I Watched Lesbian Classic “Disobedience” and Be Quiet Tiffany

Editor’s note: Some of our readers and writers loved Disobedience. Some of our readers and writers did not. We are not a monolith, and thank goodness for that.


Welcome back to Watching Lesbian Classics, a public log of lesbian movies that’ve managed to evade me because I’ve willingly chosen not to watch them and their subsequent reviews! It’s been quite the two-year journey, from the depths of Everything Relative hell to the soaring views atop I Can’t Think Straight. What an incredible wealth of queer history.
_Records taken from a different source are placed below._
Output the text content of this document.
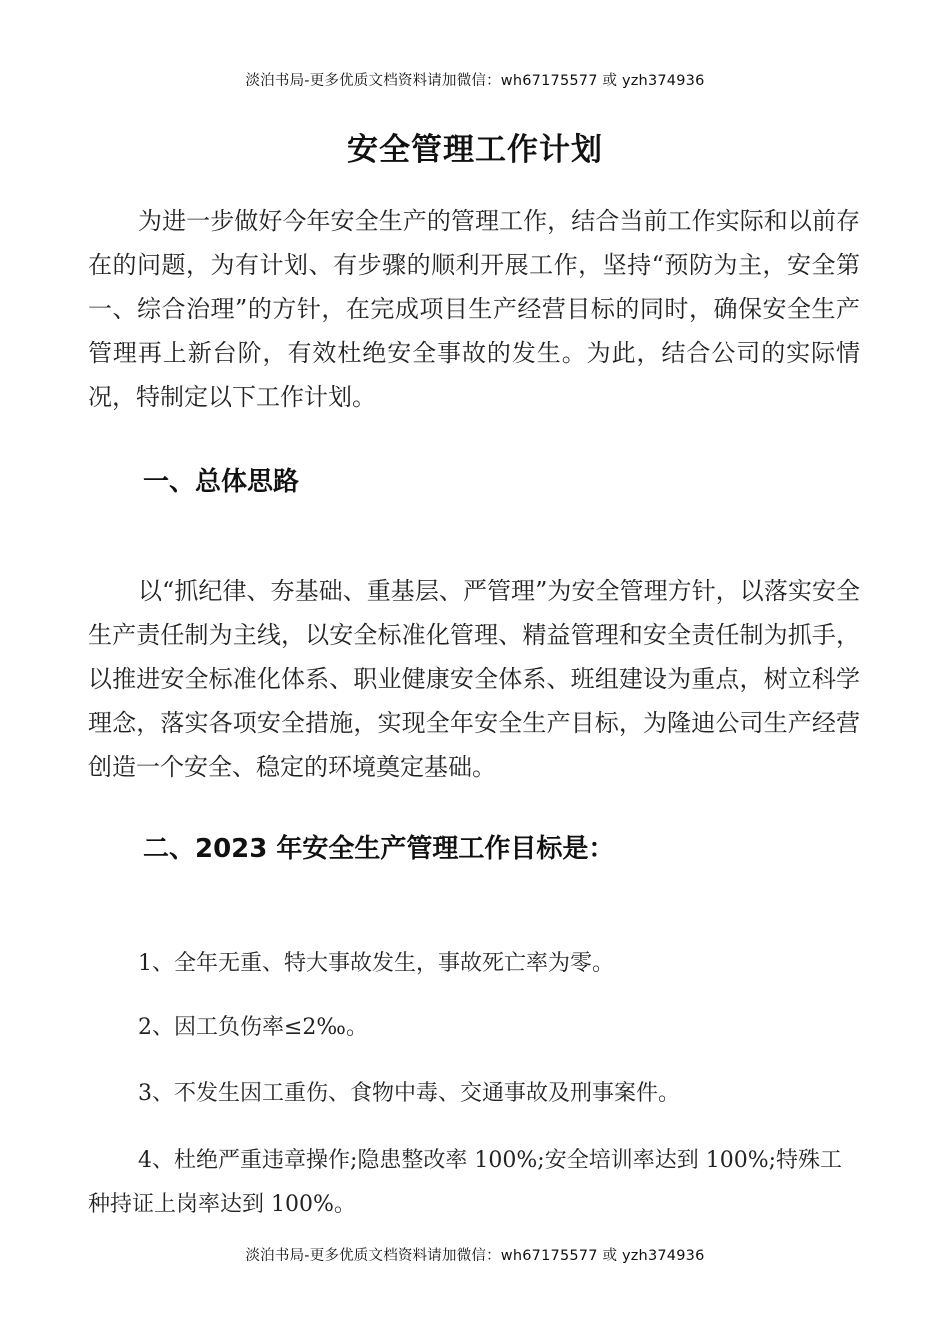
淡泊书局-更多优质文档资料请加微信：wh67175577 或 yzh374936
安全管理工作计划

为进一步做好今年安全生产的管理工作，结合当前工作实际和以前存在的问题，为有计划、有步骤的顺利开展工作，坚持“预防为主，安全第一、综合治理”的方针，在完成项目生产经营目标的同时，确保安全生产管理再上新台阶，有效杜绝安全事故的发生。为此，结合公司的实际情况，特制定以下工作计划。

一、总体思路

以“抓纪律、夯基础、重基层、严管理”为安全管理方针，以落实安全生产责任制为主线，以安全标准化管理、精益管理和安全责任制为抓手，以推进安全标准化体系、职业健康安全体系、班组建设为重点，树立科学理念，落实各项安全措施，实现全年安全生产目标，为隆迪公司生产经营创造一个安全、稳定的环境奠定基础。

二、2023 年安全生产管理工作目标是：

1、全年无重、特大事故发生，事故死亡率为零。

2、因工负伤率≤2‰。

3、不发生因工重伤、食物中毒、交通事故及刑事案件。

4、杜绝严重违章操作;隐患整改率 100%;安全培训率达到 100%;特殊工种持证上岗率达到 100%。

淡泊书局-更多优质文档资料请加微信：wh67175577 或 yzh374936
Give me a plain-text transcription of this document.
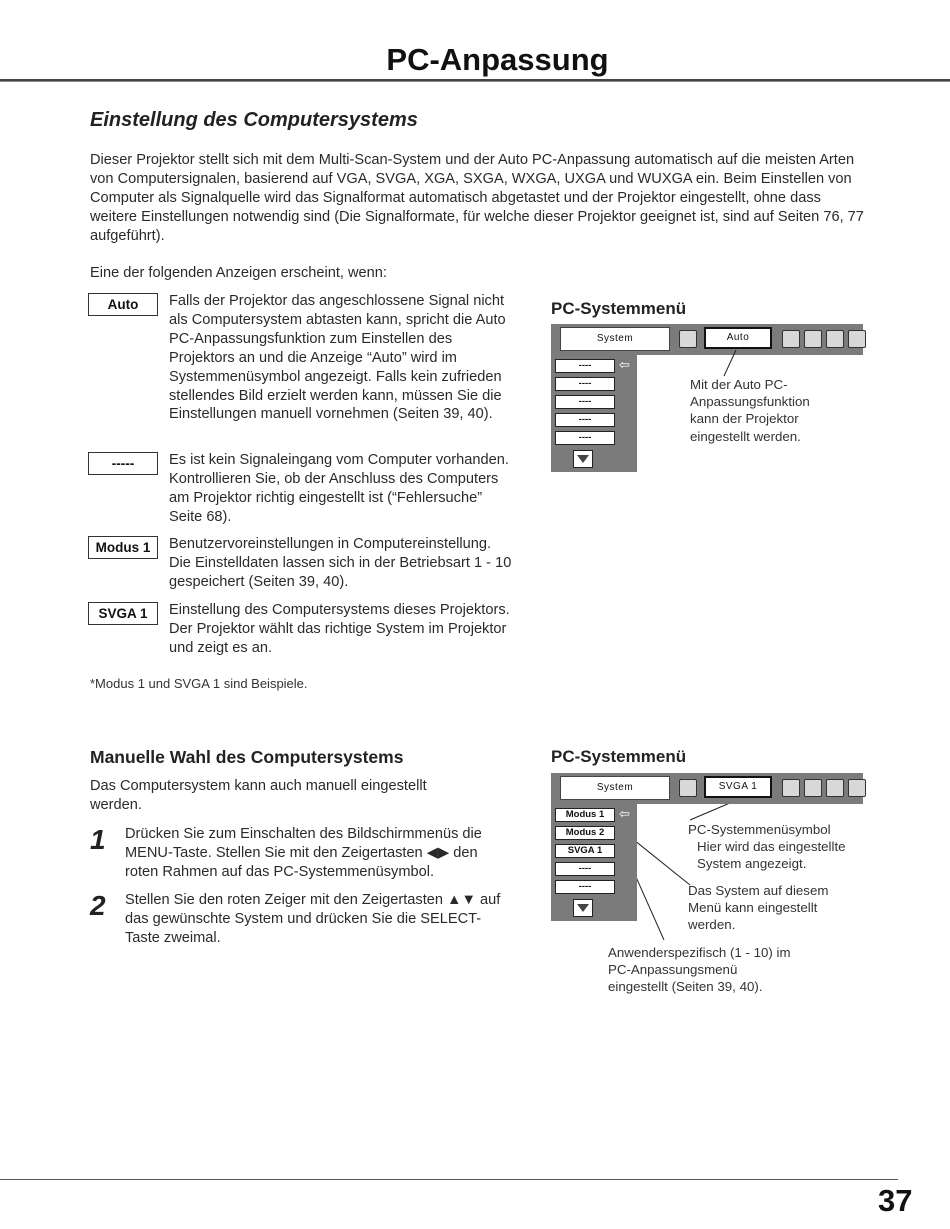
PC-Anpassung
Einstellung des Computersystems
Dieser Projektor stellt sich mit dem Multi-Scan-System und der Auto PC-Anpassung automatisch auf die meisten Arten von Computersignalen, basierend auf VGA, SVGA, XGA, SXGA, WXGA, UXGA und WUXGA ein. Beim Einstellen von Computer als Signalquelle wird das Signalformat automatisch abgetastet und der Projektor eingestellt, ohne dass weitere Einstellungen notwendig sind (Die Signalformate, für welche dieser Projektor geeignet ist, sind auf Seiten 76, 77 aufgeführt).
Eine der folgenden Anzeigen erscheint, wenn:
Auto	Falls der Projektor das angeschlossene Signal nicht als Computersystem abtasten kann, spricht die Auto PC-Anpassungsfunktion zum Einstellen des Projektors an und die Anzeige “Auto” wird im Systemmenüsymbol angezeigt. Falls kein zufrieden stellendes Bild erzielt werden kann, müssen Sie die Einstellungen manuell vornehmen (Seiten 39, 40).
-----	Es ist kein Signaleingang vom Computer vorhanden. Kontrollieren Sie, ob der Anschluss des Computers am Projektor richtig eingestellt ist (“Fehlersuche” Seite 68).
Modus 1	Benutzervoreinstellungen in Computereinstellung. Die Einstelldaten lassen sich in der Betriebsart 1 - 10 gespeichert (Seiten 39, 40).
SVGA 1	Einstellung des Computersystems dieses Projektors. Der Projektor wählt das richtige System im Projektor und zeigt es an.
*Modus 1 und SVGA 1 sind Beispiele.
PC-Systemmenü
System	Auto
----	⇦
----
----
----
----
Mit der Auto PC-Anpassungsfunktion kann der Projektor eingestellt werden.
Manuelle Wahl des Computersystems
Das Computersystem kann auch manuell eingestellt werden.
1 Drücken Sie zum Einschalten des Bildschirmmenüs die MENU-Taste. Stellen Sie mit den Zeigertasten ◀▶ den roten Rahmen auf das PC-Systemmenüsymbol.
2 Stellen Sie den roten Zeiger mit den Zeigertasten ▲▼ auf das gewünschte System und drücken Sie die SELECT-Taste zweimal.
PC-Systemmenü
System	SVGA 1
Modus 1	⇦
Modus 2
SVGA 1
----
----
PC-Systemmenüsymbol
Hier wird das eingestellte System angezeigt.
Das System auf diesem Menü kann eingestellt werden.
Anwenderspezifisch (1 - 10) im PC-Anpassungsmenü eingestellt (Seiten 39, 40).
37
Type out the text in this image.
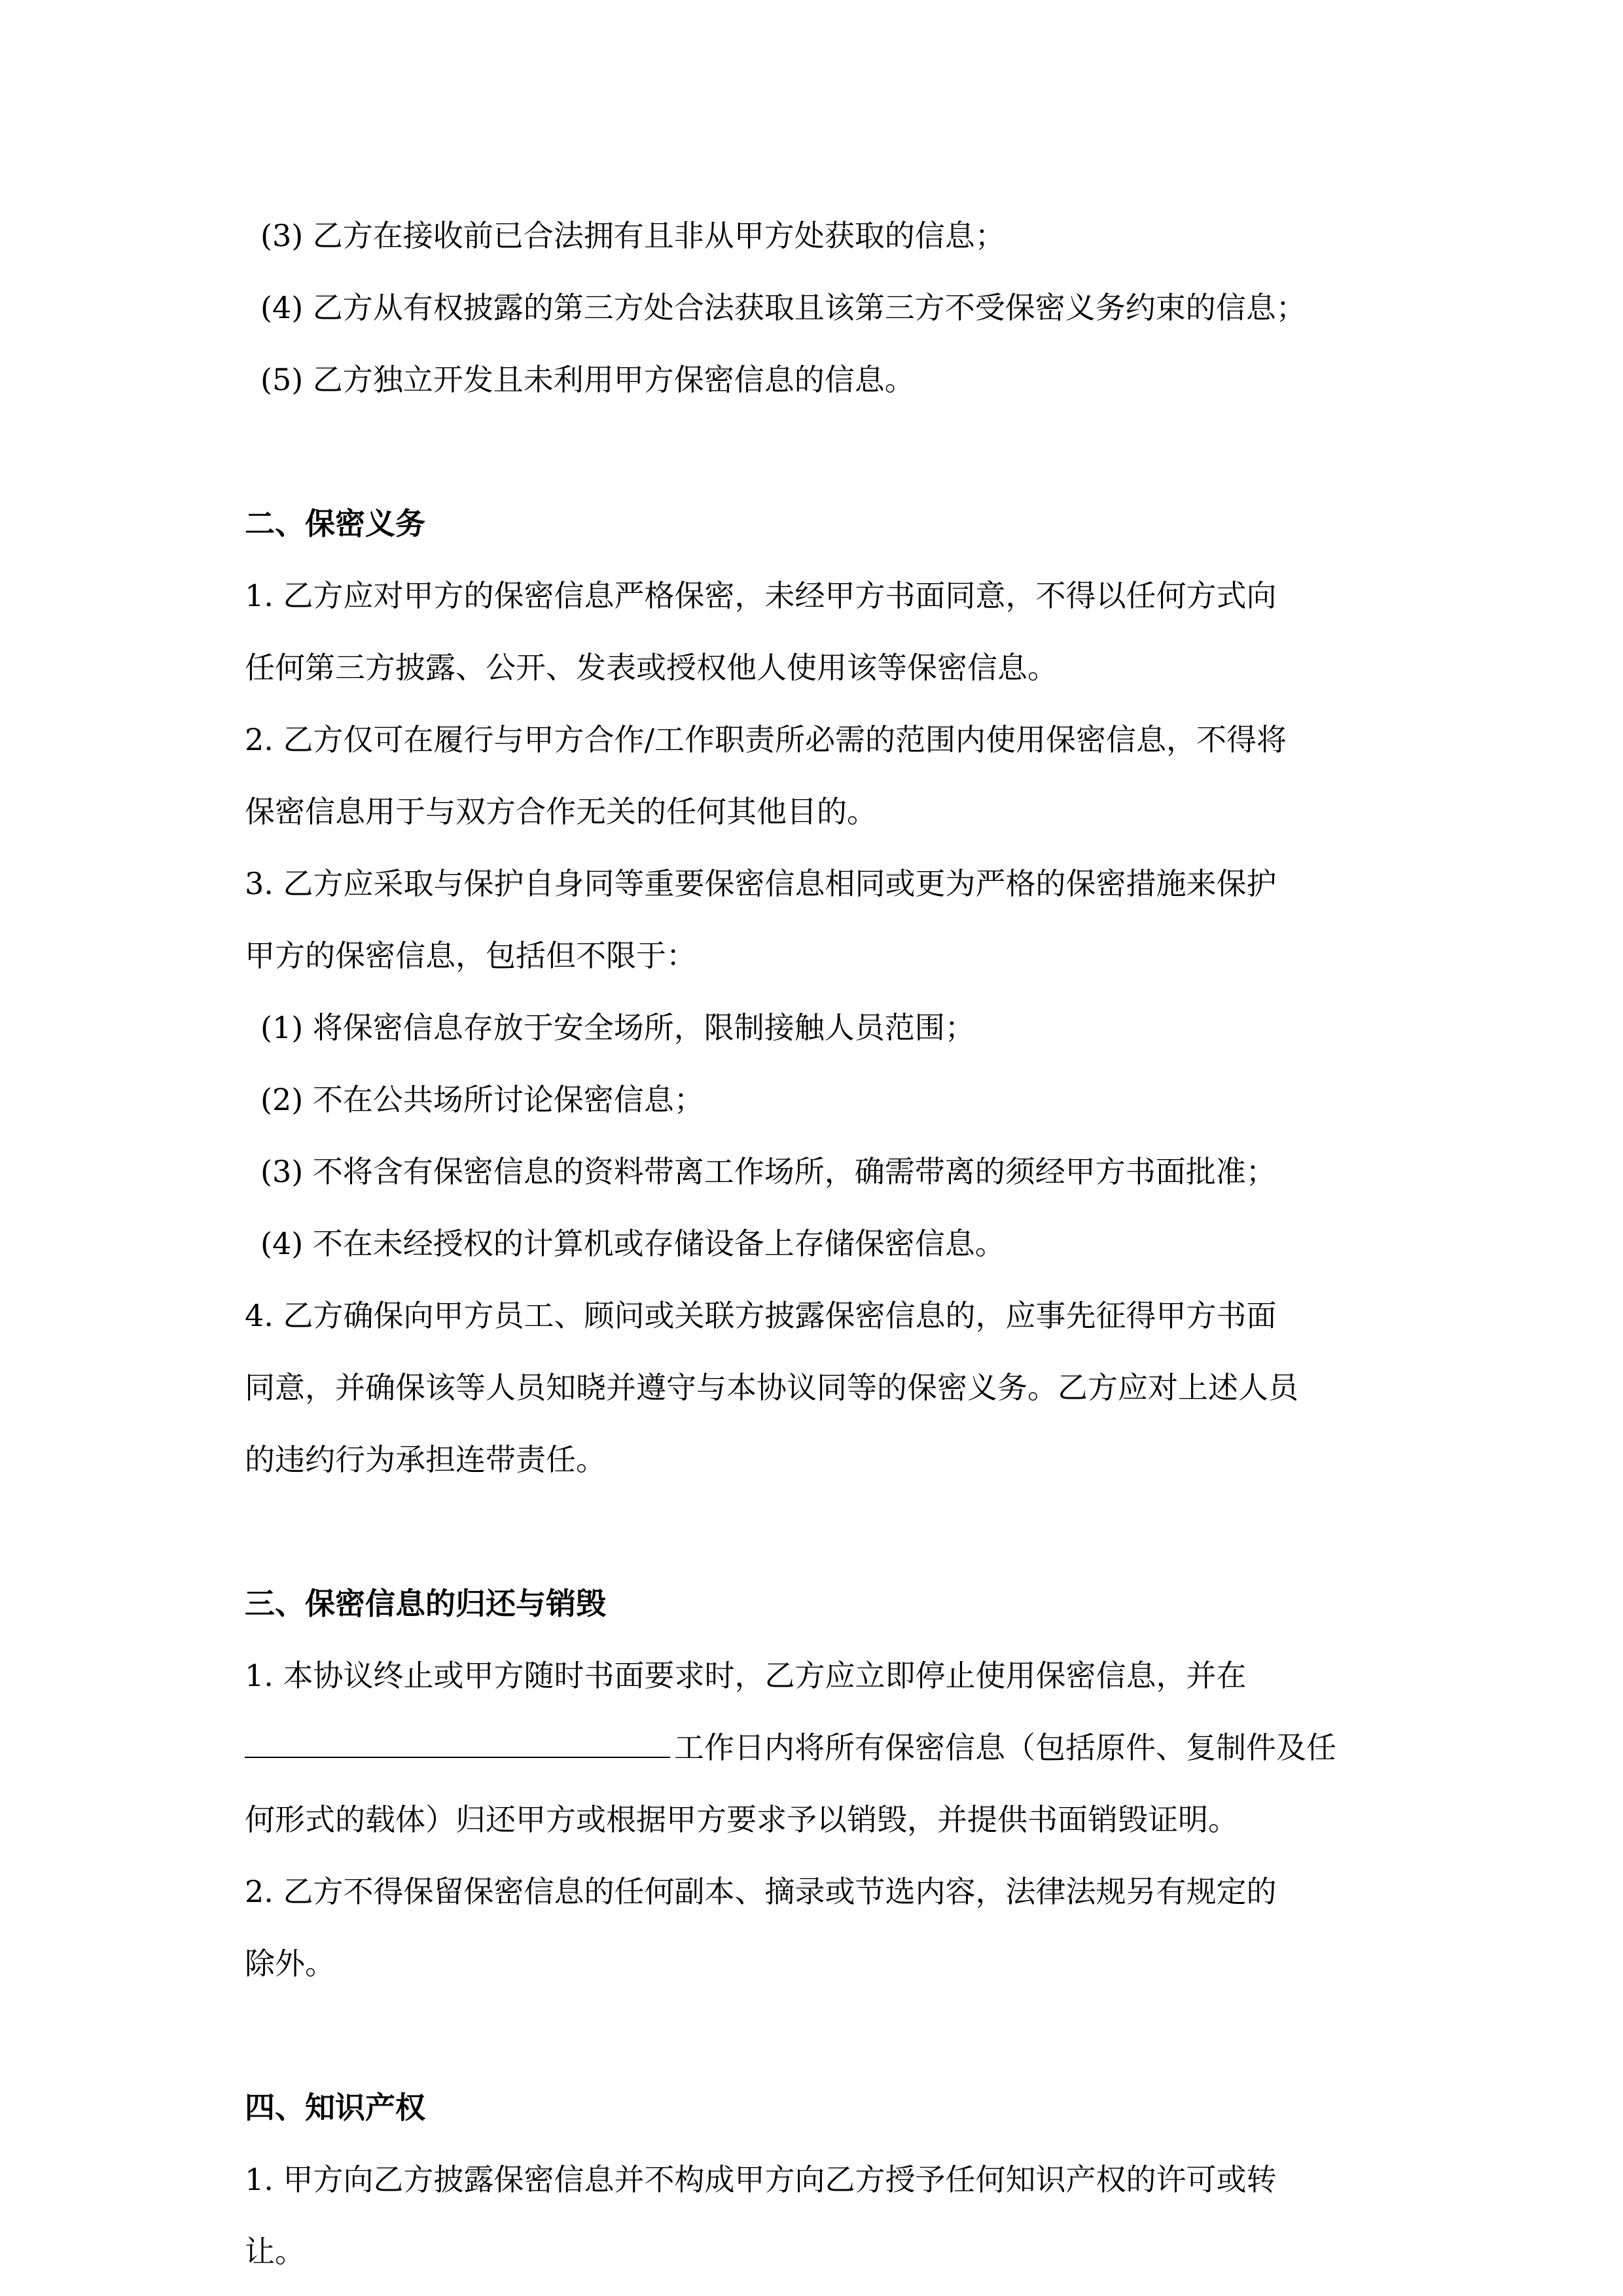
(3) 乙方在接收前已合法拥有且非从甲方处获取的信息；

(4) 乙方从有权披露的第三方处合法获取且该第三方不受保密义务约束的信息；

(5) 乙方独立开发且未利用甲方保密信息的信息。

二、保密义务

1. 乙方应对甲方的保密信息严格保密，未经甲方书面同意，不得以任何方式向

任何第三方披露、公开、发表或授权他人使用该等保密信息。

2. 乙方仅可在履行与甲方合作/工作职责所必需的范围内使用保密信息，不得将

保密信息用于与双方合作无关的任何其他目的。

3. 乙方应采取与保护自身同等重要保密信息相同或更为严格的保密措施来保护

甲方的保密信息，包括但不限于：

(1) 将保密信息存放于安全场所，限制接触人员范围；

(2) 不在公共场所讨论保密信息；

(3) 不将含有保密信息的资料带离工作场所，确需带离的须经甲方书面批准；

(4) 不在未经授权的计算机或存储设备上存储保密信息。

4. 乙方确保向甲方员工、顾问或关联方披露保密信息的，应事先征得甲方书面

同意，并确保该等人员知晓并遵守与本协议同等的保密义务。乙方应对上述人员

的违约行为承担连带责任。

三、保密信息的归还与销毁

1. 本协议终止或甲方随时书面要求时，乙方应立即停止使用保密信息，并在

工作日内将所有保密信息（包括原件、复制件及任

何形式的载体）归还甲方或根据甲方要求予以销毁，并提供书面销毁证明。

2. 乙方不得保留保密信息的任何副本、摘录或节选内容，法律法规另有规定的

除外。

四、知识产权

1. 甲方向乙方披露保密信息并不构成甲方向乙方授予任何知识产权的许可或转

让。
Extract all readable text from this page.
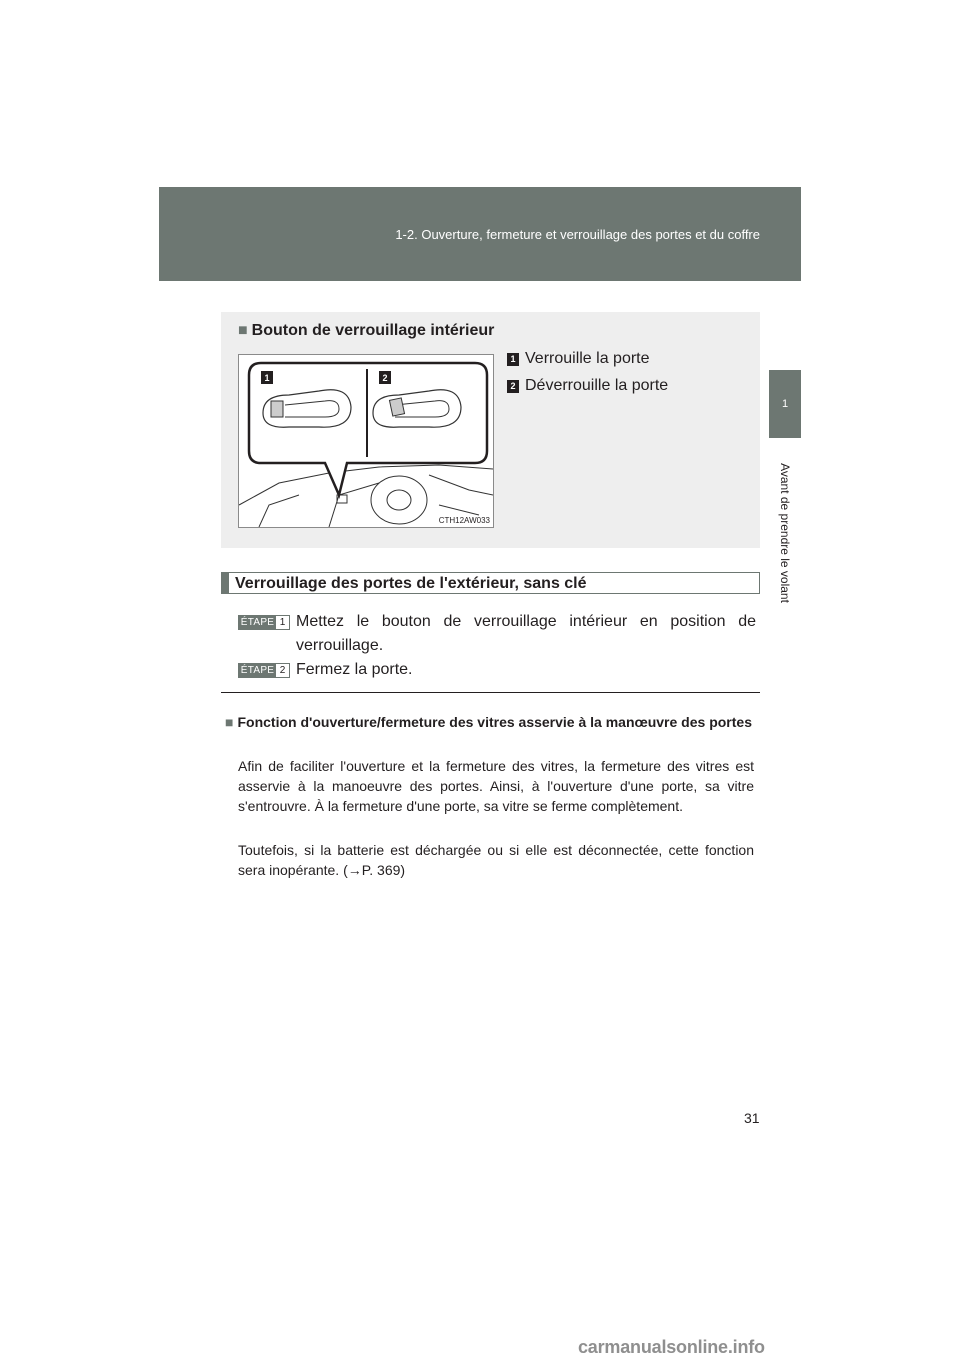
1-2. Ouverture, fermeture et verrouillage des portes et du coffre
1
Avant de prendre le volant
■ Bouton de verrouillage intérieur
1	2
CTH12AW033
1 Verrouille la porte
2 Déverrouille la porte
Verrouillage des portes de l'extérieur, sans clé
ÉTAPE 1 Mettez le bouton de verrouillage intérieur en position de verrouillage.
ÉTAPE 2 Fermez la porte.
■ Fonction d'ouverture/fermeture des vitres asservie à la manœuvre des portes
Afin de faciliter l'ouverture et la fermeture des vitres, la fermeture des vitres est asservie à la manoeuvre des portes. Ainsi, à l'ouverture d'une porte, sa vitre s'entrouvre. À la fermeture d'une porte, sa vitre se ferme complètement.
Toutefois, si la batterie est déchargée ou si elle est déconnectée, cette fonction sera inopérante. (→P. 369)
31
carmanualsonline.info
Last time we covered Liz in September, a movie that was a dollop of melancholy, a splash of vacation, and a sprinkle of cancer. Up next is Disobedience, a movie for which I left my home and paid money to watch alongside every queer woman in Los Angeles, California one fateful night almost a year ago. That means this very special episode of Watching Lesbian Classics will be from memory, as I want queer cinema to thrive at the box office, and engaging in torrenting gay culture effectively ruins the chances of that happening.

Also because I never want to see this movie again.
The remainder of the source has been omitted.